“El sueño de san José”

 

José fue elegido por Dios para ser el esposo para María


Aquel día en que el carpintero José vio a María, la Virgen de Nazaret, sintió tal fascinación que quedó como suspendido fuera de este mundo por un momento. La mirada inmaculada de ella, pulcra, sin malicia, libre de todo pecado se mecía sobre su exquisita sonrisa que adornaba ese rostro tan lleno de gracia.
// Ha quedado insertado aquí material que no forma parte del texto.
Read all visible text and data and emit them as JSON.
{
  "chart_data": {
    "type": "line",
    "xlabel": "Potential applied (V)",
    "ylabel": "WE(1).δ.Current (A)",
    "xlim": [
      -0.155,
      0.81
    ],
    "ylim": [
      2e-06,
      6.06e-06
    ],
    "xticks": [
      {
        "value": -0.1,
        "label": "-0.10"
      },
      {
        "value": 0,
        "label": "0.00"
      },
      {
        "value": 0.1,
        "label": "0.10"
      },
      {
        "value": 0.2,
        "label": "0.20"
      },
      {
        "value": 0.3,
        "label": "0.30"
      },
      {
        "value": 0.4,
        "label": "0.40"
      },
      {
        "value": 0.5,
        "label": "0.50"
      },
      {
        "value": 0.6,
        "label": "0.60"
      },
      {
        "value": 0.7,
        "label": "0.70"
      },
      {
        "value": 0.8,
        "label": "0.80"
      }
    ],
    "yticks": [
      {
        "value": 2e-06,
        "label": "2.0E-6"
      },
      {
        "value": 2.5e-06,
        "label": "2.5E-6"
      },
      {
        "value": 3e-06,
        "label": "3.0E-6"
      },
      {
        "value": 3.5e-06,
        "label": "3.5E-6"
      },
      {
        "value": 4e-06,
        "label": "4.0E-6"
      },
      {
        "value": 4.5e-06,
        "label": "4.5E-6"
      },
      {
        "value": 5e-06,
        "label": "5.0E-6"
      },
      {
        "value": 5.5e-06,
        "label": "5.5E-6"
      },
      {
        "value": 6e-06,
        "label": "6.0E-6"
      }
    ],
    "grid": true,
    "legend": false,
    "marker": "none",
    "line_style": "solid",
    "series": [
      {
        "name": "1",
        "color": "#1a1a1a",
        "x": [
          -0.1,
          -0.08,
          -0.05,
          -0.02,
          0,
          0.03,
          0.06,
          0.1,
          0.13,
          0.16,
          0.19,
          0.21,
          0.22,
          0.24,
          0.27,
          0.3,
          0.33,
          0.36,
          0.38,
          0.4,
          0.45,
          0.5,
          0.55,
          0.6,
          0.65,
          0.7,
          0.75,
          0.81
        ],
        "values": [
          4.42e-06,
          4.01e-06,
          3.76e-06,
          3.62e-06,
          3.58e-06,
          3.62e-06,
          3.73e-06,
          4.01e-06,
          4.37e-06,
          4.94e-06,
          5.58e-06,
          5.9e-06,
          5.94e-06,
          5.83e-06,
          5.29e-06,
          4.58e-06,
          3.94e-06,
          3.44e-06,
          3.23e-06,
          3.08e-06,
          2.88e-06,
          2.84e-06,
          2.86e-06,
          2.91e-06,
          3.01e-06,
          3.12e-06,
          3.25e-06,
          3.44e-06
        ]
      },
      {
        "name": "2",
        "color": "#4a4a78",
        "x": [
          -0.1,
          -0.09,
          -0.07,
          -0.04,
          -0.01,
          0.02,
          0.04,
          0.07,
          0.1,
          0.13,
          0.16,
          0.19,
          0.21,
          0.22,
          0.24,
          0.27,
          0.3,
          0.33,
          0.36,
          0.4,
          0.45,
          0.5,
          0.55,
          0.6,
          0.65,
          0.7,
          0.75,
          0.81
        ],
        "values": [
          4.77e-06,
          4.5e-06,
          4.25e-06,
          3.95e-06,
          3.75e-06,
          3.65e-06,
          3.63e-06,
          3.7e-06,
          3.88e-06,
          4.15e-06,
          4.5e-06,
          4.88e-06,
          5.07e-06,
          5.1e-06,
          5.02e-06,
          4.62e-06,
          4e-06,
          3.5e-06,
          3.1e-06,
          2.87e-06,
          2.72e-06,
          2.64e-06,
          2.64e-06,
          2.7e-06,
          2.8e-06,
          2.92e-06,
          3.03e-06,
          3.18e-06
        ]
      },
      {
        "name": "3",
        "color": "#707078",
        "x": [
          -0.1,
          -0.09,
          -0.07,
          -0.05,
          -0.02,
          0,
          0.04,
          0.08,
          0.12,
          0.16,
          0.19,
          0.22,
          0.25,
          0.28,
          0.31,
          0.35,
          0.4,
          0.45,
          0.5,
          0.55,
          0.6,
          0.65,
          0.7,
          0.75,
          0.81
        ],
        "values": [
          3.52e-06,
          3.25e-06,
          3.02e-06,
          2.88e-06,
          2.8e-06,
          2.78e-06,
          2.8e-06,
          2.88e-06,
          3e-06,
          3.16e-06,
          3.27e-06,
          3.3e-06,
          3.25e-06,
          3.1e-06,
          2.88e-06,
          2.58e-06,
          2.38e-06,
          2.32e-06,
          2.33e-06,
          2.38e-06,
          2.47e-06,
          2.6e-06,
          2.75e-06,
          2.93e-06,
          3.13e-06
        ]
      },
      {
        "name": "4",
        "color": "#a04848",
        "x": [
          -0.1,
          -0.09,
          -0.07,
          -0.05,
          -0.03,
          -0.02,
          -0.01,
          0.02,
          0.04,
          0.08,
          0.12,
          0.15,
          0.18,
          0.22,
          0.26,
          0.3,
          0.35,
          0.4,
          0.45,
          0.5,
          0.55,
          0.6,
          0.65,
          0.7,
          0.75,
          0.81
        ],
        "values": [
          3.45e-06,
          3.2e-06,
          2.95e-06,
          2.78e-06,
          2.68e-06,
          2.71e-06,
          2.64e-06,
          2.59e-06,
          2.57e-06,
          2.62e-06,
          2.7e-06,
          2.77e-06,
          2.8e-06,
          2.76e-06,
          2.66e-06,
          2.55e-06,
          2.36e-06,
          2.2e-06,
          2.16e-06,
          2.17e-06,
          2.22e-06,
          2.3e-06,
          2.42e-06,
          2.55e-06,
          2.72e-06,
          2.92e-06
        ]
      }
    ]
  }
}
José la miró, y mientras un gran suspiro lo regresaba al mundo, meditando en su espíritu se dijo: –Es tan bella…

Volvió a su casa por el camino de siempre pero parecía no andar; sus sandalias acariciaban el suelo; la alegría se había instalado en su corazón y se asomaba por sus ojos como ventanas que miran hacia un horizonte revestido de esperanza.

José fue elegido por Dios para ser el esposo para María, y lo señaló mediante una vara de almendro que floreció en su mano cuando los sumos sacerdotes del templo de Jerusalén convocaron a los jóvenes varones de Judea para encontrar al que tomaría por esposa a la hija de Joaquín y de Ana, la doncella educada y formada en el templo en un privilegio al que pocas niñas podían aspirar.
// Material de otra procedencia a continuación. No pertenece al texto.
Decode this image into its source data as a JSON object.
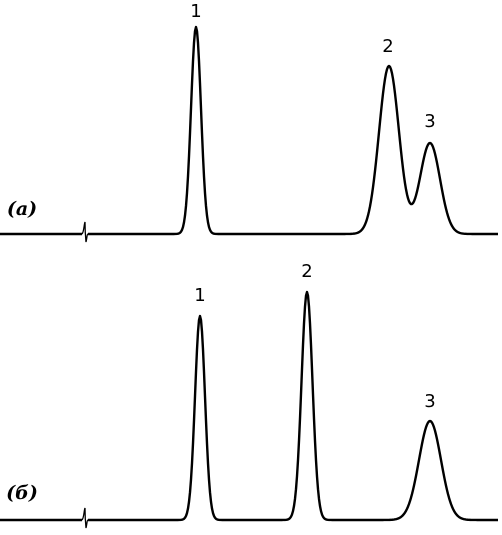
{
  "panels": [
    {
      "label": "(a)",
      "peaks": [
        "1",
        "2",
        "3"
      ]
    },
    {
      "label": "(б)",
      "peaks": [
        "1",
        "2",
        "3"
      ]
    }
  ]
}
Los desposorios judíos suponían un compromiso tan real que al prometido ya se le llamaba esposo y estaba sujeto casi a todas las responsabilidades.
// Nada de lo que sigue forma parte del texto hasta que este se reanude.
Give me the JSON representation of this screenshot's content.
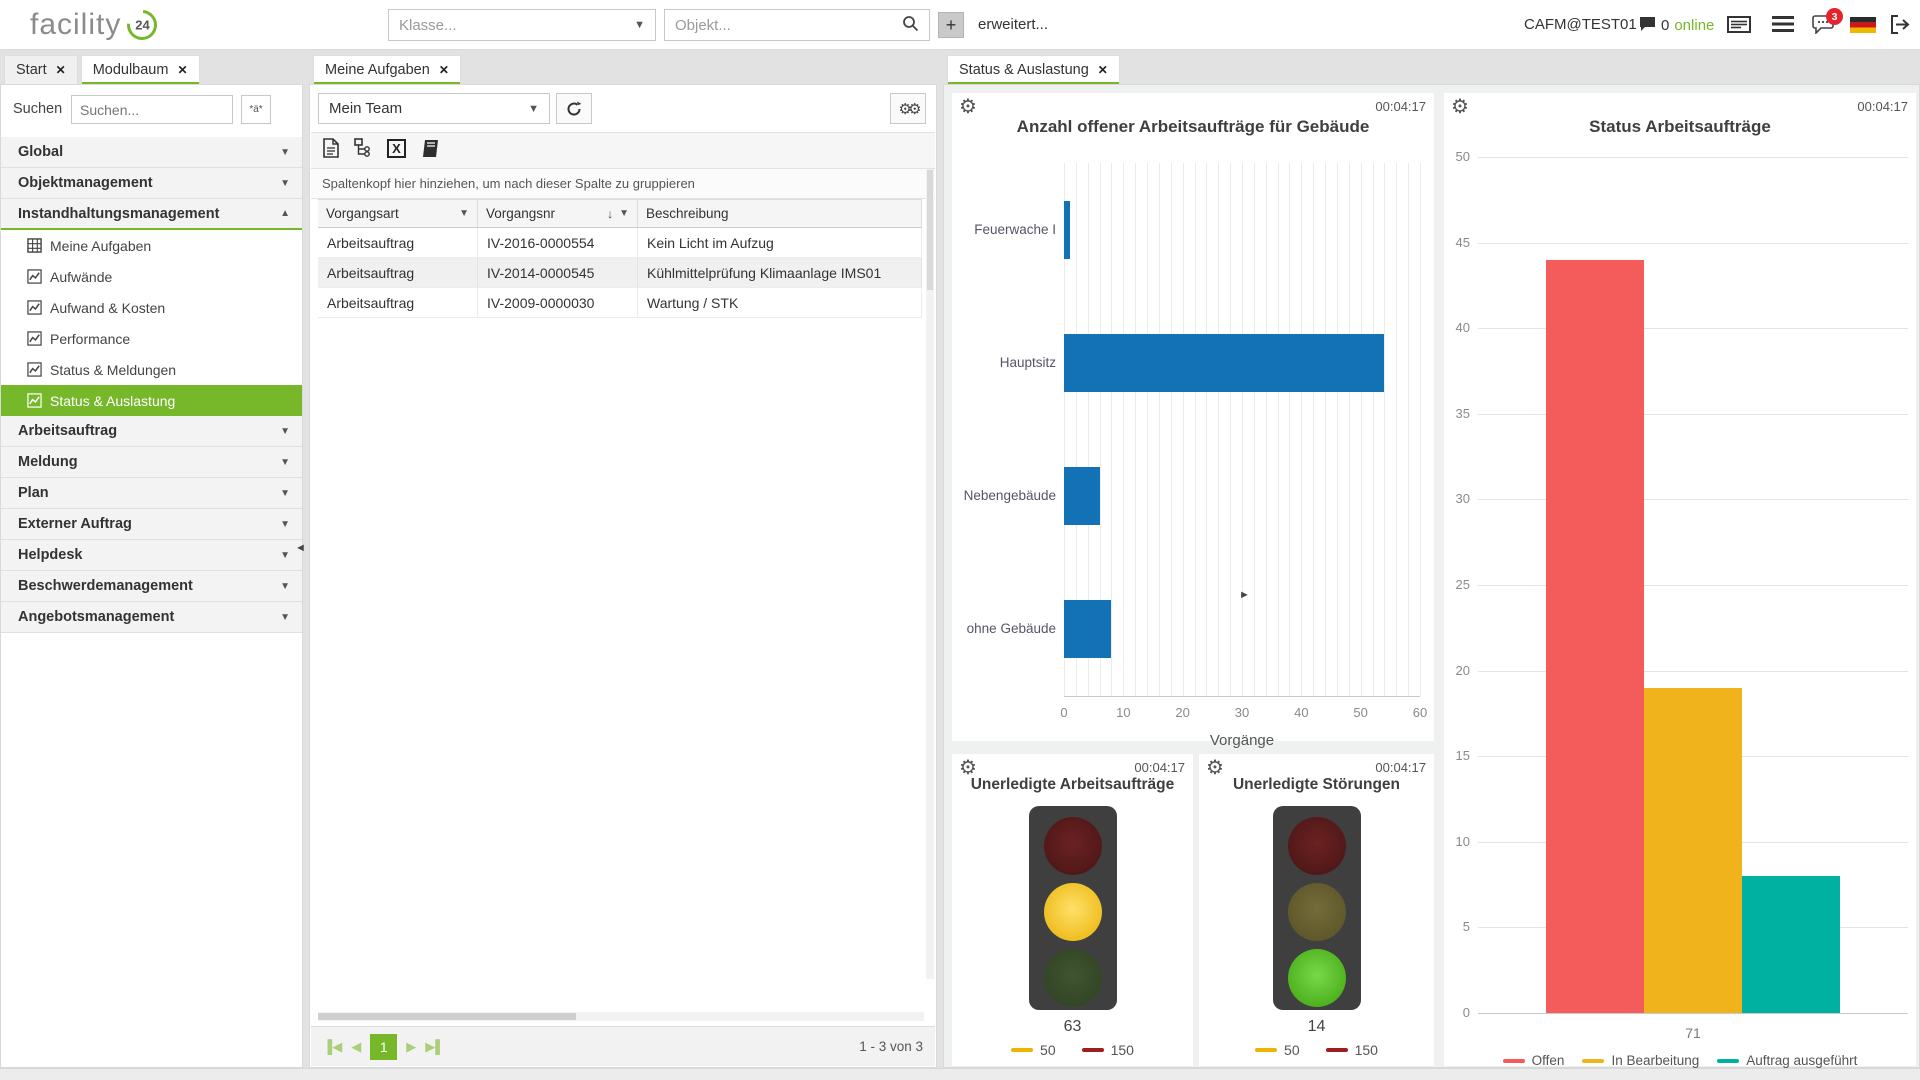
{
  "topbar": {
    "logo_text": "facility",
    "logo_badge": "24",
    "klasse_placeholder": "Klasse...",
    "objekt_placeholder": "Objekt...",
    "plus_label": "+",
    "erweitert_label": "erweitert...",
    "username": "CAFM@TEST01",
    "online_count": "0",
    "online_label": "online",
    "chat_badge_count": "3",
    "icon_names": [
      "chat-icon",
      "panel-icon",
      "menu-icon",
      "messages-icon",
      "flag-de-icon",
      "logout-icon"
    ]
  },
  "left_panel": {
    "tabs": [
      {
        "label": "Start",
        "active": false
      },
      {
        "label": "Modulbaum",
        "active": true
      }
    ],
    "search_label": "Suchen",
    "search_placeholder": "Suchen...",
    "fuzzy_button_label": "*ä*",
    "tree": [
      {
        "label": "Global",
        "type": "group",
        "state": "collapsed"
      },
      {
        "label": "Objektmanagement",
        "type": "group",
        "state": "collapsed"
      },
      {
        "label": "Instandhaltungsmanagement",
        "type": "group",
        "state": "expanded",
        "children": [
          {
            "label": "Meine Aufgaben",
            "icon": "grid-icon",
            "selected": false
          },
          {
            "label": "Aufwände",
            "icon": "chart-icon",
            "selected": false
          },
          {
            "label": "Aufwand & Kosten",
            "icon": "chart-icon",
            "selected": false
          },
          {
            "label": "Performance",
            "icon": "chart-icon",
            "selected": false
          },
          {
            "label": "Status & Meldungen",
            "icon": "chart-icon",
            "selected": false
          },
          {
            "label": "Status & Auslastung",
            "icon": "chart-icon",
            "selected": true
          }
        ]
      },
      {
        "label": "Arbeitsauftrag",
        "type": "group",
        "state": "collapsed"
      },
      {
        "label": "Meldung",
        "type": "group",
        "state": "collapsed"
      },
      {
        "label": "Plan",
        "type": "group",
        "state": "collapsed"
      },
      {
        "label": "Externer Auftrag",
        "type": "group",
        "state": "collapsed"
      },
      {
        "label": "Helpdesk",
        "type": "group",
        "state": "collapsed"
      },
      {
        "label": "Beschwerdemanagement",
        "type": "group",
        "state": "collapsed"
      },
      {
        "label": "Angebotsmanagement",
        "type": "group",
        "state": "collapsed"
      }
    ]
  },
  "tasks_panel": {
    "tab_label": "Meine Aufgaben",
    "team_select_value": "Mein Team",
    "toolbar_icon_names": [
      "document-icon",
      "hierarchy-icon",
      "excel-export-icon",
      "book-icon"
    ],
    "groupby_hint": "Spaltenkopf hier hinziehen, um nach dieser Spalte zu gruppieren",
    "table": {
      "columns": [
        "Vorgangsart",
        "Vorgangsnr",
        "Beschreibung"
      ],
      "rows": [
        [
          "Arbeitsauftrag",
          "IV-2016-0000554",
          "Kein Licht im Aufzug"
        ],
        [
          "Arbeitsauftrag",
          "IV-2014-0000545",
          "Kühlmittelprüfung Klimaanlage IMS01"
        ],
        [
          "Arbeitsauftrag",
          "IV-2009-0000030",
          "Wartung / STK"
        ]
      ]
    },
    "pagination": {
      "current_page": "1",
      "summary": "1 - 3 von 3"
    }
  },
  "dashboard_panel": {
    "tab_label": "Status & Auslastung"
  },
  "chart_data": [
    {
      "type": "bar",
      "orientation": "horizontal",
      "title": "Anzahl offener Arbeitsaufträge für Gebäude",
      "timestamp": "00:04:17",
      "categories": [
        "Feuerwache I",
        "Hauptsitz",
        "Nebengebäude",
        "ohne Gebäude"
      ],
      "values": [
        1,
        54,
        6,
        8
      ],
      "xlabel": "Vorgänge",
      "xlim": [
        0,
        60
      ],
      "xticks": [
        0,
        10,
        20,
        30,
        40,
        50,
        60
      ],
      "minor_grid_step": 2,
      "bar_color": "#1371b5",
      "grid": true,
      "legend_position": "none"
    },
    {
      "type": "bar",
      "orientation": "vertical",
      "title": "Status Arbeitsaufträge",
      "timestamp": "00:04:17",
      "categories": [
        "71"
      ],
      "series": [
        {
          "name": "Offen",
          "values": [
            44
          ],
          "color": "#f45b5b"
        },
        {
          "name": "In Bearbeitung",
          "values": [
            19
          ],
          "color": "#f1b31c"
        },
        {
          "name": "Auftrag ausgeführt",
          "values": [
            8
          ],
          "color": "#00b0a0"
        }
      ],
      "ylim": [
        0,
        50
      ],
      "yticks": [
        0,
        5,
        10,
        15,
        20,
        25,
        30,
        35,
        40,
        45,
        50
      ],
      "grid": true,
      "legend_position": "bottom"
    },
    {
      "type": "traffic-light",
      "title": "Unerledigte Arbeitsaufträge",
      "timestamp": "00:04:17",
      "value": "63",
      "active_light": "yellow",
      "thresholds": [
        {
          "label": "50",
          "color": "#f0b400"
        },
        {
          "label": "150",
          "color": "#9d1e1e"
        }
      ]
    },
    {
      "type": "traffic-light",
      "title": "Unerledigte Störungen",
      "timestamp": "00:04:17",
      "value": "14",
      "active_light": "green",
      "thresholds": [
        {
          "label": "50",
          "color": "#f0b400"
        },
        {
          "label": "150",
          "color": "#9d1e1e"
        }
      ]
    }
  ],
  "colors": {
    "accent_green": "#76b82a",
    "bar_blue": "#1371b5",
    "status_red": "#f45b5b",
    "status_amber": "#f1b31c",
    "status_teal": "#00b0a0",
    "badge_red": "#e8222c"
  }
}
Ahora, José disponía de un año para preparar la boda y la casa en la que crecería su familia, y María se dispondría a elaborar el ajuar que aportaría a su nueva casa.

Una mañana de ese año de preparativos María recibió un mensaje de Dios a través del arcángel san Gabriel.

Con alas extendidas y de rodillas ante ella, sabedor de que hablaría a la criatura que Dios había concebido en la eternidad para que fuese su propia madre, erguido y con el espíritu en alto entregó su mensaje con la mirada firme: –No temas, María, porque has hallado gracia delante de Dios; vas a concebir en el seno y vas a dar a luz un hijo a quien pondrás por nombre Jesús (Lc 1,30).

La dulce voz de la Virgen preguntó cómo sería posible que ella fuese a dar a luz un hijo cuando todavía no era esposa ni había tenido tratos con varón alguno (Lc 1,34).

El arcángel levantó los ojos para mirar a la Virgen y entregarle su respuesta con voz suave aunque envuelta en misterio: –El Espíritu Santo vendrá sobre ti y el poder del Altísimo te cubrirá con su sombra; por eso el que ha de nacer será santo y se le llamará Hijo de Dios (Lc 1,35).

La Virgen María aceptó el mensaje, sin saber cómo se haría realidad en ella aquel misterio que la sobrepasaba, y al pronunciar su respuesta se sacudieron los cielos y la mar profunda conversó por vez primera con la alta montaña, y las nubes se revistieron de colores como arcoíris que se instala en el firmamento: –He aquí la esclava del Señor; hágase en mí según tu palabra (Lc 1,38).